On the day I was born, the dreadnoughts on Ford Island’s battleship row were still afloat.
Eight months later, the infamous day that the Imperial Japanese Navy sent the might of the Pacific fleet to the bottom of the shallow waters of Pearl Harbor, the United States was thrown into a world war it had tried to avoid.
Through my next four formative years, the conversations of adults related to the war. That was all I knew.
I learned the names MacArthur, Eisenhower, Mussolini, Hitler and Tojo before I learned basic math. But those hard times taught me to appreciate history, and I still faintly recall some memorable events of my early life.
… Like sitting on the Lake Pontchartrain seawall near the amusement park watching planes take off and land at the Naval Air Station, where the University of New Orleans’ original campus lies.
I had a front-row seat of Navy pilots flying mock dogfights against each other over the lake.
… Like the nightly blackouts that frightened me to think Germans and Japanese might attack us at any time.
Ever since, I’ve studied history more than any other subject. My editors probably wish I had studied English with such fervor.
Also, at a young age I watched my first high school football game, and became as fascinated by the history of the schoolboys’ game as much as the events of Normandy, Okinawa and Hiroshima.
There are 38 high schools in the three parishes that I consider New Orleans. All have their own histories, as brief or timeless as they may be. But the most written about are the rivalries of Jesuit vs. Warren Easton and Jesuit vs. Holy Cross.
The former, which dates back to 1913 (or 1894 if you choose to count the years before eligibility rules kicked in), was renewed on Aug. 30 when Easton opened the football season with a 27-14 victory over the Blue Jays.
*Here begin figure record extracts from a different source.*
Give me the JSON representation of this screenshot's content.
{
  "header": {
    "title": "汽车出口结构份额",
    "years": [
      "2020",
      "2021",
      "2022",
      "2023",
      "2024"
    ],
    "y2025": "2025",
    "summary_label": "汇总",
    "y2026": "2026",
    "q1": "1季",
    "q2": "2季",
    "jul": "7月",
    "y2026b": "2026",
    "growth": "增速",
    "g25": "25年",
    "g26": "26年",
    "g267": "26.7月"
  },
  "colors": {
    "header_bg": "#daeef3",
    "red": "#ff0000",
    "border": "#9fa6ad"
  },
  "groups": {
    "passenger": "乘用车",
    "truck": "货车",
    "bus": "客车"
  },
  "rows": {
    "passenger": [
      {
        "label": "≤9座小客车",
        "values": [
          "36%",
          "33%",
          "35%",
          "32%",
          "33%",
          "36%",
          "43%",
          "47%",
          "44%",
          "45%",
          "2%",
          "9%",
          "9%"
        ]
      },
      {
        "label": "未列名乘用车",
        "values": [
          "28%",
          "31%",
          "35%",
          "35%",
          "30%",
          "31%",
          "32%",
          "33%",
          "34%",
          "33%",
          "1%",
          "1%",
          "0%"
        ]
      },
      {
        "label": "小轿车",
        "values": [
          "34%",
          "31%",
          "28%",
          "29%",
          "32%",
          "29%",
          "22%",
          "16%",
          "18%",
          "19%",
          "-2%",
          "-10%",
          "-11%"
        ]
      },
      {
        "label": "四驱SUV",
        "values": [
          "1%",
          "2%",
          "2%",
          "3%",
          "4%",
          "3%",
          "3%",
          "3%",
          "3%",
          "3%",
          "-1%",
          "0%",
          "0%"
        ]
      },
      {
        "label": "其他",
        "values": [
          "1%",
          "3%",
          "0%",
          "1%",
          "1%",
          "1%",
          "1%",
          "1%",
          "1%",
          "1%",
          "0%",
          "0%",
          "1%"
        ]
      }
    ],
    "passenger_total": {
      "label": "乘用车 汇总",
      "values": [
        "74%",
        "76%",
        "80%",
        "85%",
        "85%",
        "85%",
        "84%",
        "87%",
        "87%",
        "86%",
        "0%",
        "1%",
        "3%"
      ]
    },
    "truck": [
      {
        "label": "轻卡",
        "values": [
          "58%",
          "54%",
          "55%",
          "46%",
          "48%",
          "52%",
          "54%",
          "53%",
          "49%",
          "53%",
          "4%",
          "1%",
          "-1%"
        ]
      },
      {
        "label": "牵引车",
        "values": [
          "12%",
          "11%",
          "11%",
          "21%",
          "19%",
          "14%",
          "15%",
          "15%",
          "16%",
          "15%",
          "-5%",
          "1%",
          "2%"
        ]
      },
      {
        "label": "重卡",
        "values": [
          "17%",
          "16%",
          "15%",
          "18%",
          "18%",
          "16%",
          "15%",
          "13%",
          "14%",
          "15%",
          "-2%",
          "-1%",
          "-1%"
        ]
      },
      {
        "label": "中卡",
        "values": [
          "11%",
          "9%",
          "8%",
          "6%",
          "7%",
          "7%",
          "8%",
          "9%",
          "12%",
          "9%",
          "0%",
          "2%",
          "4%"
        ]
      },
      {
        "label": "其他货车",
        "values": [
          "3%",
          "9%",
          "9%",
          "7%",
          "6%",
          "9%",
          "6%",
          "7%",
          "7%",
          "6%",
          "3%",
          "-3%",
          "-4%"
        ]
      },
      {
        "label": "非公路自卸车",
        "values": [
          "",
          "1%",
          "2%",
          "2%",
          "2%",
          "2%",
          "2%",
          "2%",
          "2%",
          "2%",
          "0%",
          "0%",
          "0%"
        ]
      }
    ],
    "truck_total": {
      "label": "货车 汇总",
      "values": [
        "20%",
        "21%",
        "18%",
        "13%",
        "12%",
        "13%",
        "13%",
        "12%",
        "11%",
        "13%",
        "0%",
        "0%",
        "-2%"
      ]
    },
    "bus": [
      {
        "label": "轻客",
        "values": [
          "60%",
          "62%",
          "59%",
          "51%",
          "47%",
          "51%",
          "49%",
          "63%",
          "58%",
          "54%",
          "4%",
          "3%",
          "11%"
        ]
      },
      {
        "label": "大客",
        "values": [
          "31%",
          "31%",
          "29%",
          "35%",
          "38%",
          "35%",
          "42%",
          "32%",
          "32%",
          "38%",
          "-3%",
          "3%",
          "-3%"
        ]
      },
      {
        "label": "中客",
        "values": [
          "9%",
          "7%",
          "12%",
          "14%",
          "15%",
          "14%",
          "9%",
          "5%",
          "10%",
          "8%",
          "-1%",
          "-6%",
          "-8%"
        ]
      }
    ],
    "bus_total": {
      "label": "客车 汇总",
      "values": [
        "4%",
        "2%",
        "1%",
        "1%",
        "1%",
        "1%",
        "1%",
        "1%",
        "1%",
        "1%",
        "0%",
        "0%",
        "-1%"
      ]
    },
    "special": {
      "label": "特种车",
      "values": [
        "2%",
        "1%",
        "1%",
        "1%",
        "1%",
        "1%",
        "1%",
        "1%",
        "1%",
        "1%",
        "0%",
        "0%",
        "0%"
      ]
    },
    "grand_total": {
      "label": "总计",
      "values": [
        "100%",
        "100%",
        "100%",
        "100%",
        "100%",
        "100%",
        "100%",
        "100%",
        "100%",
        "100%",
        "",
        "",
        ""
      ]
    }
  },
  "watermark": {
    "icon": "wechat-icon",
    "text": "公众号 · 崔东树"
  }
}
The latter, which began when Holy Cross fielded its first team in 1922, will take place on Sept. 28 for the 97th time.
History is timeless
As it has enjoyed since the renewal of the long rivalry on a regular basis in 2015, Easton had few problems stopping Jesuit’s offense on the Tad Gormley Stadium turf last Thursday.
The Eagles have won three of the last four meetings and hold a series advantage of 25-21-4.
An account of a “game” played between the two schools’ predecessors on Dec. 22, 1894, lies in the Jesuit archives. It traces the first encounter several years before Easton received its formal name and when Jesuit included both secondary and college curricula.
The story reads:
“Yesterday afternoon, before several hundred people, the elevens from the Boys’ High School and the Jesuit College struggled for victory on the field of the Southern Athletic Club. The Jesuits were clearly out-played, and after a hard defensive game, time was called, with the score of 8 to 0 in favor of the Boys’ High School.
“The two teams were composed of young students, rather light in weight and inexperienced. But among the 22 players there were several who give promise of becoming excellent football players in a few years.”
The article goes on to read:
“The Jesuits appeared before the public high school team for the first time as football men, while the high school team has gained considerable knowledge from their game a few weeks ago with the freshmen of Tulane University.”
The 8-0 score reflects the rules of the primitive game of which touchdowns counted as four points apiece.
When the two next met in 1901, there were less than a handful of schools in the city that fielded organized teams. They found opponents in local club teams and a few local private schools.
“Holy Cross College” mustered enough interest to play one game, against a club team named the East End Eagles. It was a team of players as much as four years older than Holy Cross’ boys. The squadmen had played together for two years with no change whatsoever in its lineup.
In a game with 10-minute halves, Holy Cross fell to experience, 20-5, and the players put whatever uniforms they had away for good.
At the turn of the century, the state’s oldest public school had not yet borne the name Warren Easton. It was known simply as Boys High.Boys High opened the season with a 6-0 victory over the Southern Athletic Club’s junior team. Two days later, and with little fanfare, the public school met Jesuit in a somewhat organized game on the Tulane campus. Boys High won the game, 28-0. And, no, I didn’t cover it.
The rivalry remained on an informal basis for the next 10 years until the public school received its name (1913) and the Jesuits opened Loyola University in 1904. When the Catholic League was formed in 1955, the city’s first annual rivalry took a long hiatus.